Museum of Transportation

gf_guruilla likes to go to quilt shops. Me… it’s train museums.

Today, I went out to the Museum of Transportation (whilst the rest of the family went to the Art Museum—I may join them later, as I got done early). The capsule summary: A very nice museum.

The Museum of Transportation (StLMoT) has both strengths and weaknesses compared to OERM.
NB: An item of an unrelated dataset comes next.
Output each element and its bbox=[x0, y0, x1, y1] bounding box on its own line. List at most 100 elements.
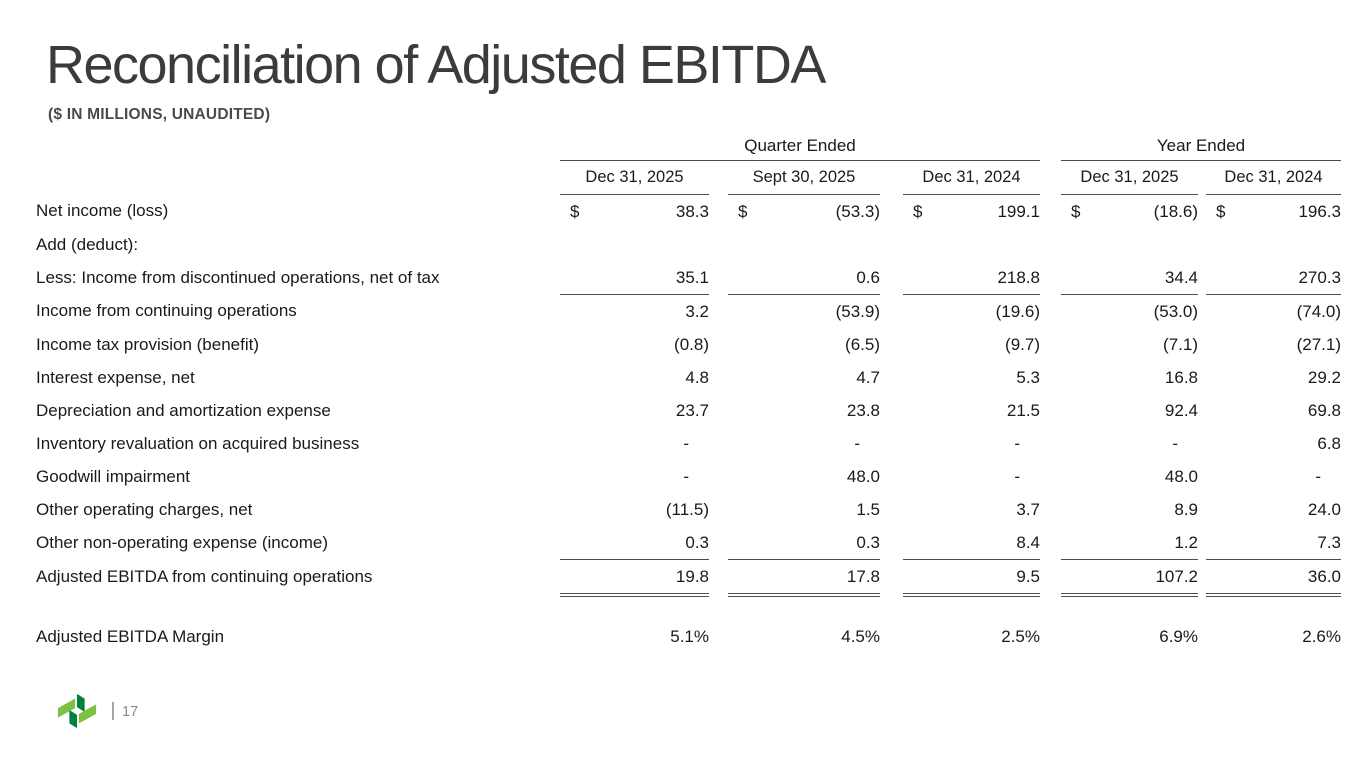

Strengths: It has a much more extensive engine collection, including some giant ones I haven’t seen before, including some a Mikado unit, a gigantic snowblower (UP #90081), the Burlington “Silver Charger” (CB&Q RR #9908), and the Rock Island “Aerotrain” (which looks quite a bit like the Disneyland Viewliner, except on a real train scale). It has a nice automobile and bus collection, and a segment of a motel that used to be on US 66. It has wonderful interpretive displays: some of the best signage I’ve seen in any train museum. Every car is labeled with its history on a clearly readable sign. It has numerous walkthroughs (including a milk car and a car that once held Nitric Acid), and quite a few engines have their covers off and parts clearly labeled.
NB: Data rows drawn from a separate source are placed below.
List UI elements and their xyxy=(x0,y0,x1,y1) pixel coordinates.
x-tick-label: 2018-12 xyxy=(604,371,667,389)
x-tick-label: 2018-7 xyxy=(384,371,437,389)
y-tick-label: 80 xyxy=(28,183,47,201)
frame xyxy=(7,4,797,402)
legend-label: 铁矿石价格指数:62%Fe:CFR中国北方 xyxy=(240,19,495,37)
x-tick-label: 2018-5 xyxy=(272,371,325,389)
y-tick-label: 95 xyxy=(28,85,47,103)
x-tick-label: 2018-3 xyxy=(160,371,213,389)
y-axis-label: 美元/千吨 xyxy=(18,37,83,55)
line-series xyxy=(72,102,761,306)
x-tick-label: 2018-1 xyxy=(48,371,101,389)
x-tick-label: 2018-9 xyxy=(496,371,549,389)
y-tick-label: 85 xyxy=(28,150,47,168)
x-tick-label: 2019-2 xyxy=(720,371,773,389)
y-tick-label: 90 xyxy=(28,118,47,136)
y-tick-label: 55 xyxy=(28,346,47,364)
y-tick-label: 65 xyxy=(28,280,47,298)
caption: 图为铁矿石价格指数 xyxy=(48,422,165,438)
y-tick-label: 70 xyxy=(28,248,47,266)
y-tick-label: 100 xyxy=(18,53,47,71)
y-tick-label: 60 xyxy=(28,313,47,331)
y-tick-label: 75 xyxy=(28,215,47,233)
Weaknesses: None of the mainline cars are operated, unlike OERM, where we regularly operate diesel and steam. It has a much smaller trolley collection than OERM (at least that I could see), with only three cars operating. The cars that do operate are much more modern. The grounds appear to be smaller than OERM, even with the proposed expansion. The bookstore is oriented more towards children than the railfan. I don’t know how much of this is the difference between public county museum (StLMoT) vs. being a private, volunteer run museum (OERM).

Would I go back? C’mon, its a train museum. You really had to ask?